Stanford University President Resigns Amid Research Misconduct Probe

United States North America Higher Education News by Erudera News Jul 21, 2023

University Stanford

Marc Tessier-Lavigne has resigned as Stanford University’s president after an investigation into his research as a neuroscientist, commissioned by Stanford’s Board of Trustees. The board found that data in several academic reports he had written was manipulated.

According to a report by the panel of scientists that reviewed papers, there was no evidence suggesting that Tessier-Lavigne knew or was involved in the research misconduct within his laboratory, Erudera.com reports.

“The Panel has identified evidence of manipulation of research data in at least four of the five primary papers at issue. But the Panel did not find evidence to conclude that Dr Tessier-Lavigne engaged in, directed or knew of the misconduct when it occurred,” the panel wrote in a report.

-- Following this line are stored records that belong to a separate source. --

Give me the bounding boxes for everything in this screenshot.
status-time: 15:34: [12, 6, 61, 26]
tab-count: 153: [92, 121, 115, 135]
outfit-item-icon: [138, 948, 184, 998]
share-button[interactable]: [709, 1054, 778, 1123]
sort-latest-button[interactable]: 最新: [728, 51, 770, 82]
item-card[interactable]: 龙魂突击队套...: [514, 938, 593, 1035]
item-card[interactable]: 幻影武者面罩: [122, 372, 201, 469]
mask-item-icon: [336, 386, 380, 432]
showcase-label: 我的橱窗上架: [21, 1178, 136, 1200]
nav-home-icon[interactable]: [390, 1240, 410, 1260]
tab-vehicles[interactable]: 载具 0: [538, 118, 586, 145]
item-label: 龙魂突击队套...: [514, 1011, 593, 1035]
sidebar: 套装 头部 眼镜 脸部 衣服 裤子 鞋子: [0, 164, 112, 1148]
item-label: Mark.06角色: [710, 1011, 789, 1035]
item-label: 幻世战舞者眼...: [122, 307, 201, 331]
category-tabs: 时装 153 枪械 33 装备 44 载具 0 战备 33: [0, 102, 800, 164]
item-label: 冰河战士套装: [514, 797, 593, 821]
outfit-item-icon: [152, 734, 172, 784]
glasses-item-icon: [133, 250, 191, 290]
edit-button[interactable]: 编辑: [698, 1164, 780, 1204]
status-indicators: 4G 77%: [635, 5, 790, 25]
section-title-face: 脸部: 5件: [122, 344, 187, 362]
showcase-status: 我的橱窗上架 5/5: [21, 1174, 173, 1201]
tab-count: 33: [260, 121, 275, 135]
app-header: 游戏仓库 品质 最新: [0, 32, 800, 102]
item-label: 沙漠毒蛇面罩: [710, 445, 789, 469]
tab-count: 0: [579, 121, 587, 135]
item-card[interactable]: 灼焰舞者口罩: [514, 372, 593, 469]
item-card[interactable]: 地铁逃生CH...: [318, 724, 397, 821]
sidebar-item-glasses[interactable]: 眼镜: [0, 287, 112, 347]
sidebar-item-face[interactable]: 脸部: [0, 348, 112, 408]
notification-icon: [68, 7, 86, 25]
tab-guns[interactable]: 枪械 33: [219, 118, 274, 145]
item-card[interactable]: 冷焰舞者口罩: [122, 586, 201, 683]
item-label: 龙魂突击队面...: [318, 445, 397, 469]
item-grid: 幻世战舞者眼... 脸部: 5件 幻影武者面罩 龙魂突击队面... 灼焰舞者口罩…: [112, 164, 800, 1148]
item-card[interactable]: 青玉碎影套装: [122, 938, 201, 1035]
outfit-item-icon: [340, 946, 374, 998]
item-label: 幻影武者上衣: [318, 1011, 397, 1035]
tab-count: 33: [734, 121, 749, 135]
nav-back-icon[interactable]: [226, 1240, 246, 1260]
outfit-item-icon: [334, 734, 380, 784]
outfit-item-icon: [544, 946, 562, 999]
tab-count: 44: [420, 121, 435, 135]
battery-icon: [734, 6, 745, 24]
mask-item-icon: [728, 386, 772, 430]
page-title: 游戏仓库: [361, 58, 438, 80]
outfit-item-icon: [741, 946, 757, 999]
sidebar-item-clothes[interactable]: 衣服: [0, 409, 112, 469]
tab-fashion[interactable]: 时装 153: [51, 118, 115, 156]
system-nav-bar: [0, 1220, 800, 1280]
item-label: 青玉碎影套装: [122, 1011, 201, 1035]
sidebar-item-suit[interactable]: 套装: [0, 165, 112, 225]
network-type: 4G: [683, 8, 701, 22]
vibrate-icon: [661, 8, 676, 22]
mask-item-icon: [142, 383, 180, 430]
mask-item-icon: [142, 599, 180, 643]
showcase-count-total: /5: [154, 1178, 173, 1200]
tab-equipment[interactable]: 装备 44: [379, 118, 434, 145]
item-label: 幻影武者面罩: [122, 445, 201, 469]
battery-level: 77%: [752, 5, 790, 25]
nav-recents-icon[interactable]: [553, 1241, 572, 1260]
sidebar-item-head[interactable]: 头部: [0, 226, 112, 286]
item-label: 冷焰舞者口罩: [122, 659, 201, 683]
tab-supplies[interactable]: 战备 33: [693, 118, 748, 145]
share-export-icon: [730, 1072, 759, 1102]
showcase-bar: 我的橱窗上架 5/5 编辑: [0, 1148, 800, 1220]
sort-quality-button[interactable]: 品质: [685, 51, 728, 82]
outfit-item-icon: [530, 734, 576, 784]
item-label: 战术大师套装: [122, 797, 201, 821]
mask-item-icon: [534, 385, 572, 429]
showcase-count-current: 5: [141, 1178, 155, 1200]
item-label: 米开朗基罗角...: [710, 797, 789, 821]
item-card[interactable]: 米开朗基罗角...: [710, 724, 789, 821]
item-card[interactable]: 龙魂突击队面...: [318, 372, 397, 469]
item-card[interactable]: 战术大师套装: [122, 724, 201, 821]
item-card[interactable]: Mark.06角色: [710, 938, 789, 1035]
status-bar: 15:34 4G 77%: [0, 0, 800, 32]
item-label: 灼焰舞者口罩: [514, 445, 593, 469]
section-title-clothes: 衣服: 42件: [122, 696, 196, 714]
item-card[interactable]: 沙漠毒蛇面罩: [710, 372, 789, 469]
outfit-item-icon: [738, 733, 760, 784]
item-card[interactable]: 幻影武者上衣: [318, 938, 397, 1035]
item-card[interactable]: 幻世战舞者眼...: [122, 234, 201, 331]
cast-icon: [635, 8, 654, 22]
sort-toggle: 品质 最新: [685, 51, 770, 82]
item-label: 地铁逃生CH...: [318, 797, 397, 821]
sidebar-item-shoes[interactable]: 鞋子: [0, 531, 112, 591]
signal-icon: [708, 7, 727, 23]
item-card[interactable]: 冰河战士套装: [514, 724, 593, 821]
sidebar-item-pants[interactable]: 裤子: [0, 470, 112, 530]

While announcing his resignation through an open letter to Stanford’s community, Marc Tessier-Lavigne denied allegations that he engaged in any fraud or research misconduct concerning his papers.

Nonetheless, he said he accepts the conclusions in which areas he could have worked better and takes accountability for the falsification of data by others in his lab, about which he reiterated he was not aware.

Following these issues, Tessier-Lavigne said he decided to step down from his post effective August 31 but will continue working as a Stanford biology professor.

“Stanford is greater than any one of us. It needs a president whose leadership is not hampered by such discussions. I therefore concluded that I should step down before the start of classes.” Tessier-Lavigne wrote.

“This decision is rooted in my respect for the University and its community and my unwavering commitment to doing what I believe is in the best interests of Stanford,” he added.

Of the 12 research papers investigated, Marc Tessier-Lavigne was the main author on five of them and the co-author on seven. The investigation was led by former judge Mark Filip and five scientists, and as the report said, involved the examination of 50,000 documents.

Additionally, it included over 50 meetings with individuals who had information about the scandal, of which seven were held with Stanford’s President Tessier-Lavigne.

Concerns about Tessier-Lavigne’s papers published in several journals were raised back in 2015 on the website PubPeer. They were reviewed again last year, including by Stanford’s student newspaper – the Stanford Daily - indicating that further investigation is required.

Marc Tessier-Lavigne is a respected neuroscientist who became Stanford’s 11th president in September 2016. Stanford University, home to 20 Nobel laureates, is one of the most prestigious universities in California, US.